Let $\mathcal{L}$ denote the $\sigma$-algebra of Lebesgue measurable sets on $\mathbb{R}$. Then, if memory serves, there is an example (and of course, if there is one, there are many) of a continuous function $f:\mathbb{R}\rightarrow \mathbb{R}$ that is not measurable in the sense that $f:(\mathbb{R},\mathcal{L})\rightarrow (\mathbb{R},\mathcal{L})$ is measurable, but unfortunately, I was not able to recall the example. Could somebody please enlighten me?

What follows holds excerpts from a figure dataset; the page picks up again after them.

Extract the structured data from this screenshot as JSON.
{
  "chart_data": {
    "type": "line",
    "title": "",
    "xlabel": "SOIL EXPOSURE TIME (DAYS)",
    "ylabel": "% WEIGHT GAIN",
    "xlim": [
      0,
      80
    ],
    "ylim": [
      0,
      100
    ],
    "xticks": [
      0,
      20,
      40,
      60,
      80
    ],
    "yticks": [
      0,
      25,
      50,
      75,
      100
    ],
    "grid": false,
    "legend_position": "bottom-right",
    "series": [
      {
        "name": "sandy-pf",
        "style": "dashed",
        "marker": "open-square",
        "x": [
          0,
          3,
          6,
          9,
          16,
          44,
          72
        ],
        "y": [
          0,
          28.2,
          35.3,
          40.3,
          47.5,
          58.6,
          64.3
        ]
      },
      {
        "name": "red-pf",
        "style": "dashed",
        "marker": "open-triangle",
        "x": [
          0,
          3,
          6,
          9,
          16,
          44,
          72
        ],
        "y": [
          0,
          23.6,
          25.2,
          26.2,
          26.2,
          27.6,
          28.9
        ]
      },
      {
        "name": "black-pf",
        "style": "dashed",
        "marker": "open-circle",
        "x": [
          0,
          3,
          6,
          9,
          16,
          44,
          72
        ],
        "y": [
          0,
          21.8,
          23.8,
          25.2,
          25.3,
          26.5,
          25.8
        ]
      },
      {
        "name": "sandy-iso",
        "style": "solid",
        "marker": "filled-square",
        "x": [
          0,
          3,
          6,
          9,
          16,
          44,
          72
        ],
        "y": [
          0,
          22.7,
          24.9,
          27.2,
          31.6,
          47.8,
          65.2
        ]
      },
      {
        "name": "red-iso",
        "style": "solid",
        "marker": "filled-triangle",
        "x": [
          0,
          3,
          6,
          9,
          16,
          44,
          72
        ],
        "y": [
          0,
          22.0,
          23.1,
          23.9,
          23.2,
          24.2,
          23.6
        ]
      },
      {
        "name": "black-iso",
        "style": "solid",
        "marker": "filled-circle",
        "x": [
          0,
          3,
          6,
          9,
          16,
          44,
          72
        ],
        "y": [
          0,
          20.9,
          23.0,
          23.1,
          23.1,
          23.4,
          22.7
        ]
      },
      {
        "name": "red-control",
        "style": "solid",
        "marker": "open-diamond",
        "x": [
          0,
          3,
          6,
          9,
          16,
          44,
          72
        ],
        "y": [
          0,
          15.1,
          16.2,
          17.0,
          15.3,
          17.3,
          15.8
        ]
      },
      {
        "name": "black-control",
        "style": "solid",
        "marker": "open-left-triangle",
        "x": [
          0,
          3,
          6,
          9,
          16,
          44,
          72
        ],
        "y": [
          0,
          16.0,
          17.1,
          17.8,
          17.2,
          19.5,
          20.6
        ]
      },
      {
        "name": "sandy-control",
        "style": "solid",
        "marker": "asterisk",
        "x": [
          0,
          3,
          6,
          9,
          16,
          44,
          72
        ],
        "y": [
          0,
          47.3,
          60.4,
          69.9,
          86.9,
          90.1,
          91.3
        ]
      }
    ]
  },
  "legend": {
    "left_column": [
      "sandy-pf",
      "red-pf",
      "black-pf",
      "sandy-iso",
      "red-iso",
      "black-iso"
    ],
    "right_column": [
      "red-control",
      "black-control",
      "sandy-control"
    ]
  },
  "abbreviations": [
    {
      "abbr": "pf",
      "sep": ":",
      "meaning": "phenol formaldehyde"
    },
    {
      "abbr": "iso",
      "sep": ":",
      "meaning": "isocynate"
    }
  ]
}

Note that this is not in contradiction with the usual "Every continuous function is measurable.", because in this statement it is implicit that the co-domain is equipped with the Borel sets, not the Lebesgue measurable sets.
Best Answer
The standard example is given by the function $g(x)=f(x)+x$, where $f$ is the devil's staircase function of Cantor. It turns out that the function $g$ is a homeomorphism from $[0,1]$ onto $[0,2]$ and has the property that $\mu(g(C))=1$ (where $C$ is the Cantor set). Pick a non measurable $A\subset g(C)$. First note that $B=g^{-1}(A)$ is measurable since $B\subset C$. It follows that $g^{-1}$ is continuous, $B$ is Lebesgue measurable but $(g^{-1})^{-1}(B)$ is non measurable.